The project, which was awarded an 18-month Pioneering Ideas grant from the Robert Wood Johnson Foundation, will measure and model Jackson, Mississippi’s air pollution, noise pollution, and water quality. In neighborhoods near busy freight rail lines, interstates, and an open sewer lagoon—a place Walker calls the Forgotten Corridor and home—she will administer a National Environmental Quality Survey.
“I grew up in poverty, and always I felt, but didn't fully understand, that there was something about where I lived that was very different from those places where wealthier people lived and that these differences were negatively impacting our community's health," Walker said. "I now know these differences are environmental injustices, which leads to and sustains health disparities, especially among African-Americans like myself."

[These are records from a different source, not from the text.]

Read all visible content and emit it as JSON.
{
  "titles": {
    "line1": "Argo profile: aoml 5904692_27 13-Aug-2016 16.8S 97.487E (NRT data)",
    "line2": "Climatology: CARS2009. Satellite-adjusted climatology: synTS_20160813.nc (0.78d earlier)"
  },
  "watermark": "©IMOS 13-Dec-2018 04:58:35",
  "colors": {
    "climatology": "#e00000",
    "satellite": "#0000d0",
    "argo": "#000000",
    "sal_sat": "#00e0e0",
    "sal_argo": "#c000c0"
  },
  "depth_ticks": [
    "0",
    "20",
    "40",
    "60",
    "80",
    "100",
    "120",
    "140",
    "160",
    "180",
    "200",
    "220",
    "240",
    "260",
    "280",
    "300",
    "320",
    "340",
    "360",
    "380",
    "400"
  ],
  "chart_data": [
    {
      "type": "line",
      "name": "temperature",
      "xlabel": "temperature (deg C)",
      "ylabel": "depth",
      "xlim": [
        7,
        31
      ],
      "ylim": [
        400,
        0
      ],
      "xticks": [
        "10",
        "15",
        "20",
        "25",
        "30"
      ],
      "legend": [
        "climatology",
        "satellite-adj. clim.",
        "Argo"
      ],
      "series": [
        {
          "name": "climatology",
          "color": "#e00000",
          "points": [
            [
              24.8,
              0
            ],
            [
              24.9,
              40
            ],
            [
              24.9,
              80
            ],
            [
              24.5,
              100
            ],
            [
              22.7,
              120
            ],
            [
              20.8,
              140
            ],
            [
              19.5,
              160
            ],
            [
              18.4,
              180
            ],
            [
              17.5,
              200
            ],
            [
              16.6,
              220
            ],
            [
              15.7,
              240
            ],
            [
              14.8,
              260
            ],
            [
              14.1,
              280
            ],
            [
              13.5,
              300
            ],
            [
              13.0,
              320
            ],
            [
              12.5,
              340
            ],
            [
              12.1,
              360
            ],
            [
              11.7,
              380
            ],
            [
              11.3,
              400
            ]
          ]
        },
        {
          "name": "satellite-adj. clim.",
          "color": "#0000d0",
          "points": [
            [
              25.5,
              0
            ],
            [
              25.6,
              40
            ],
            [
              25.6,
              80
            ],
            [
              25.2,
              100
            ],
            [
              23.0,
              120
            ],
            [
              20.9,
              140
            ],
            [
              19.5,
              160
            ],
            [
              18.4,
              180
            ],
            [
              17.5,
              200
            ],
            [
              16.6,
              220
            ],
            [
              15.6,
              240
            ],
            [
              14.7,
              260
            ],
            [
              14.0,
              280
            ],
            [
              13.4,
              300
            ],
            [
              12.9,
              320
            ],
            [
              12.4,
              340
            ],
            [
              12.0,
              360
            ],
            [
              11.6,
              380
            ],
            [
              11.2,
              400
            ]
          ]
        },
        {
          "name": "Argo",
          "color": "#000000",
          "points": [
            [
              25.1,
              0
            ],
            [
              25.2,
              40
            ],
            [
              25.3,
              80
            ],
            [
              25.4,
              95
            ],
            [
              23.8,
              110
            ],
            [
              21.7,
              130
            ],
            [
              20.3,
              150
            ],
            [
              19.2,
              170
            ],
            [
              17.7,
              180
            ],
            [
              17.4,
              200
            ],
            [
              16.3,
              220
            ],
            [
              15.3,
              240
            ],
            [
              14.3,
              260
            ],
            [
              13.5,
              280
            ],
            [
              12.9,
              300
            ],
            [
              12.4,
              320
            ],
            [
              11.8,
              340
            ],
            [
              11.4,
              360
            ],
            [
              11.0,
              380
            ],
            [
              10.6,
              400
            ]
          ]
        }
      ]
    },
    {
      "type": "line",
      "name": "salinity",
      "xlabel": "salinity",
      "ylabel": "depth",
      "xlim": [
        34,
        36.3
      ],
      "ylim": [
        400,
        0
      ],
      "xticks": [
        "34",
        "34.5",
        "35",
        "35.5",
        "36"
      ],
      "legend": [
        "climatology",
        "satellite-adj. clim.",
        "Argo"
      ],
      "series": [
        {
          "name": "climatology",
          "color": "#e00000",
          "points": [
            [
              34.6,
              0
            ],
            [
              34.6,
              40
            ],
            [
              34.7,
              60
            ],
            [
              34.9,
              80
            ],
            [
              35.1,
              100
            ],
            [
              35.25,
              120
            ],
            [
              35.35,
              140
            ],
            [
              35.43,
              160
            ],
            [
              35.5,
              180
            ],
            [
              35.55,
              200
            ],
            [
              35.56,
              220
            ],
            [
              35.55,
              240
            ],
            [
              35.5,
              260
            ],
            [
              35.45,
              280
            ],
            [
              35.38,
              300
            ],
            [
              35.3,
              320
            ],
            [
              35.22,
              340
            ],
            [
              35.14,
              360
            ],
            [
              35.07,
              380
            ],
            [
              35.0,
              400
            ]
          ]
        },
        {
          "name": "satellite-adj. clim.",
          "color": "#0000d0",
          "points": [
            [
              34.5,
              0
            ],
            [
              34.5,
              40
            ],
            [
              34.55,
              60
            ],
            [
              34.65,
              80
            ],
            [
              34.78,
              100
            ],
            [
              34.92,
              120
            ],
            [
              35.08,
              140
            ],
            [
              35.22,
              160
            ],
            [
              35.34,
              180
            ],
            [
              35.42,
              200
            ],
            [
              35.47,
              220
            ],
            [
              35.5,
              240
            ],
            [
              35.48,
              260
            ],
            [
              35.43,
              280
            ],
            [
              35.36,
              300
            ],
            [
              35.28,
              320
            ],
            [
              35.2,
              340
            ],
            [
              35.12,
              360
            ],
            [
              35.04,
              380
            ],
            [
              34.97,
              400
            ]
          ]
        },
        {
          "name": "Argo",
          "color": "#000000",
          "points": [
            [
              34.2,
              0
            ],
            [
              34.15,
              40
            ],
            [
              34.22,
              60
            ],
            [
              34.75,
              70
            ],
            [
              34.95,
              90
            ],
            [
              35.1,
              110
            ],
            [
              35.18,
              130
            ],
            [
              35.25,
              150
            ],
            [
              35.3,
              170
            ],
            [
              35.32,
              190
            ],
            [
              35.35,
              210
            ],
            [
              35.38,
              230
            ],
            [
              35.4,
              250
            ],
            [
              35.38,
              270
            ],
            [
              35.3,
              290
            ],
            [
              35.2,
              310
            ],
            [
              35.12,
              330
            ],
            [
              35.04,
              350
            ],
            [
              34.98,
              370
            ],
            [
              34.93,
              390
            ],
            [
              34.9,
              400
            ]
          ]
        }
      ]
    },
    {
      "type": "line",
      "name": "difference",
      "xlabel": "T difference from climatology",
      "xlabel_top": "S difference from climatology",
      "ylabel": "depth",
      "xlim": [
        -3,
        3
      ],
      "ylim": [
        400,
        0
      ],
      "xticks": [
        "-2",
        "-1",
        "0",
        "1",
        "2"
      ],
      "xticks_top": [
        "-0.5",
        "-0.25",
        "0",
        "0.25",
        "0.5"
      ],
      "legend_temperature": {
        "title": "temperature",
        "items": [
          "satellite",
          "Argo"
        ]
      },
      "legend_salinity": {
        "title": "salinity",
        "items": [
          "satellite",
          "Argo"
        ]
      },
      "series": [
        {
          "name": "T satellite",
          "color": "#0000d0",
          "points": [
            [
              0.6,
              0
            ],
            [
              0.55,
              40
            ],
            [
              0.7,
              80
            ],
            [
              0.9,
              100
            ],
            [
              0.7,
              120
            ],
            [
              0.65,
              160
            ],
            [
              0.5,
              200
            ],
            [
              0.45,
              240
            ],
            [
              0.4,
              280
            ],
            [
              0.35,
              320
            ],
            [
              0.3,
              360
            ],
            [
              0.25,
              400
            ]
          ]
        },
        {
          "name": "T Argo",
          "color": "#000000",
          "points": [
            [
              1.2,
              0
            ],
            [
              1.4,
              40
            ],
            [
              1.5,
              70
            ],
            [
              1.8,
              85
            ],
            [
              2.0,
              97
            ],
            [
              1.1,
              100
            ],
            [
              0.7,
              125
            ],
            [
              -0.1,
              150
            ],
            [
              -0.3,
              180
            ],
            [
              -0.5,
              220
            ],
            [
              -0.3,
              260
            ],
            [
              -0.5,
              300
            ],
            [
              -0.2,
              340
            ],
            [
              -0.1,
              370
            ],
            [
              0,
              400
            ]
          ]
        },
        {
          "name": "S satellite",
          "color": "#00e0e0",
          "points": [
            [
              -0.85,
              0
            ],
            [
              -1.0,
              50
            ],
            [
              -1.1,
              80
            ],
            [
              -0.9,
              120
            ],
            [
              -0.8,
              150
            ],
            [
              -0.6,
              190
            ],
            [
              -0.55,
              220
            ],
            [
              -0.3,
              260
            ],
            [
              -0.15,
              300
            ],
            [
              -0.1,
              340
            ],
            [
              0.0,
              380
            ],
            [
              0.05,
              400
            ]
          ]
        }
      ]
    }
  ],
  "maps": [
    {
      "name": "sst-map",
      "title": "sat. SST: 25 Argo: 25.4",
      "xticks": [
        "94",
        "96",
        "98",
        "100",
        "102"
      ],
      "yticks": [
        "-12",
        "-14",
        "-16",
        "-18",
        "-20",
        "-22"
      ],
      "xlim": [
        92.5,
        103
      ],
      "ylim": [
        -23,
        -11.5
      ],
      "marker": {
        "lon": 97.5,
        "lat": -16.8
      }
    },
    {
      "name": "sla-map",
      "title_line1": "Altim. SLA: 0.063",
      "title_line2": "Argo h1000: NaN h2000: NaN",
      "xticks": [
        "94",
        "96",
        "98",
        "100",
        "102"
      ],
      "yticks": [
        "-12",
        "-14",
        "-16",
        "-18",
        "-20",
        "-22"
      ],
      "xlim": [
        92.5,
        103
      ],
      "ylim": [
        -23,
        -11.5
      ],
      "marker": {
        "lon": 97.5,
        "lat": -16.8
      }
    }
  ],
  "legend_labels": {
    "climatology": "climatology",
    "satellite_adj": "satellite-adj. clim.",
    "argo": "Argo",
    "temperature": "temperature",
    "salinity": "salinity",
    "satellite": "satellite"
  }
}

In addition to laying down a solid environmental exposure assessment framework for the Jackson Metropolitan Statistical Area—encompassing Copiah, Hinds, Madison, Rankin, and Simpson counties—Walker is most invested in what she leaves behind. She proposes establishing an infrastructure that will remain accessible in her hometown after her study has ended and intends to build an open-access data repository and mapping system to house the data she collects. This repository will allow concerned residents, local leaders, and researchers free access to her data to support advocacy initiatives, academic scholarship, and grant opportunities.
Another long-lasting benefit of Walker’s project will be the knowledge gained in hands-on training by the students at the Piney Woods School, Walker’s partner in the project. The historically black, private, co-educational boarding high school in central Mississippi will be a dedicated air pollution, noise pollution, and water quality site for the study. Walker will work closely with Cristina Nica Ph.D., the lead science instructor at Piney Woods, to train students on how to measure, model, and report the study’s findings.
"As researchers, we must leave behind tangible tools and knowledge for continued advocacy and opportunity,” Walker said, “Especially in areas with great inequalities.”